Study On Dynamic Detection Of Beam Structures Based On Local Vibration

For large-scale structures, it is very difficult to simultaneously identify the location and extent of element-level damage by using of the limited modal measurements, which often leads to wrong results of damage identification. The methodology, which is composed by the global identification and local identification, is an effective approach to identify the structural damage in complex structures. In the dissertation the local damage identification of beam-like structures is studied with modal measurements based on local vibration. The main contents of the dissertation are listed as follows.Firstly, the differential equations of lateral bending free vibration of Eular-Bornoulli model and Timoshenke model are built. Frequency equations of two different beams are then derived with elastic rotation constraints at supports.
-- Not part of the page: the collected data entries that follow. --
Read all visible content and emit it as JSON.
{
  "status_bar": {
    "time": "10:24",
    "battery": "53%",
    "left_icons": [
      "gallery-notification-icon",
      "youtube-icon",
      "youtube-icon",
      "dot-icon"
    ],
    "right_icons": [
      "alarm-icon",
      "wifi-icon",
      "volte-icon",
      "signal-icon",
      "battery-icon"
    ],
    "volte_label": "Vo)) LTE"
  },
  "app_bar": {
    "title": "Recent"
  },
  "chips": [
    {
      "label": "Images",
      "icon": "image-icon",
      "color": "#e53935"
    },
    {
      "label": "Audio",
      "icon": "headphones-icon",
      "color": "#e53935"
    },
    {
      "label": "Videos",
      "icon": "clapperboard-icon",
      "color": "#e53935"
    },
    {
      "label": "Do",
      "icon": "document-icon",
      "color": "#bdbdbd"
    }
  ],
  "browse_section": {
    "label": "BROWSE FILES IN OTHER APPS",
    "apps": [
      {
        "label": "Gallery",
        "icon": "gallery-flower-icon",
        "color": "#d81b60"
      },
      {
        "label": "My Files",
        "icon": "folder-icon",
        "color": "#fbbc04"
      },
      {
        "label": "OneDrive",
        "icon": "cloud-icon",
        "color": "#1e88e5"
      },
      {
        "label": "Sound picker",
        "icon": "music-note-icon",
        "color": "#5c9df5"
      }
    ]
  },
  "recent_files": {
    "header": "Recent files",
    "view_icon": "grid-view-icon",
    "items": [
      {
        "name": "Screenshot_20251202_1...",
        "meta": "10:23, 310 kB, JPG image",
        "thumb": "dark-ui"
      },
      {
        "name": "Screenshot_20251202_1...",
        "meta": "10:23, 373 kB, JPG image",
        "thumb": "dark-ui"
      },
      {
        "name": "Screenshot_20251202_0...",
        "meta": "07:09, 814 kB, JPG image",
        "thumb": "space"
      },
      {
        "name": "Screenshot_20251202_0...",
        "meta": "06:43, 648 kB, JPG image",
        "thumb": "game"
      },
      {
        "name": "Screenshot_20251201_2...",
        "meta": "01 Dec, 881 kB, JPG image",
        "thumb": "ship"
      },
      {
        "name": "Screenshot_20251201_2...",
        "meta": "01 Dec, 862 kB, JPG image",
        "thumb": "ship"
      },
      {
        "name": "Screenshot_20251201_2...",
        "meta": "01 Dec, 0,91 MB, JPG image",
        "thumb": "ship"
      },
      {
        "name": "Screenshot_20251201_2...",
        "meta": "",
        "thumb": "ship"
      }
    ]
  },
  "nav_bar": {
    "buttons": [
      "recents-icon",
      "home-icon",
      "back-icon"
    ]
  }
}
According to the given boundary conditions, the natural frequencies of the beams are obtained.Secondly, the method to identify the flexural stiffness and boundary conditions with the frequencies is proposed. The feasibility to identify the stiffness and boundary conditions simultaneously is discussed. The accuracy of the proposed method and the effects of measurement errors are also studied. It can be concluded that at least 3 frequencies are needed to identify the flexural stiffness and boundary conditions in the case of beam with different constraints at supports, and at least 2 frequencies are needed in the case of beam with same constraints at supports. The numerical simulations also show that the identification resufts of flexural stiffness have high accuracy than those of boundary constraints, which requires the more accurate measurements of frequencies. It is noted that identification accuracy of the beam with strong constraints is more dependent on measurement accuracy, especially in the case of the high frequencies.Finally, local damage localization based on dynamic signatures is presented. The applicability of three dynamic signatures based frequency data are studied, and the numerical simulations of different damage cases are carried out. The results demonstrate that the normalized change ratio of frequency is stable as changing the damage location and extent. Therefore, the normalized change ratio of frequency is selected as dynamic signature of beam-like structures based on local vibration. The effectiveness of the damage localization by using of the proposed dynamic signature is illustrated by a numerical example.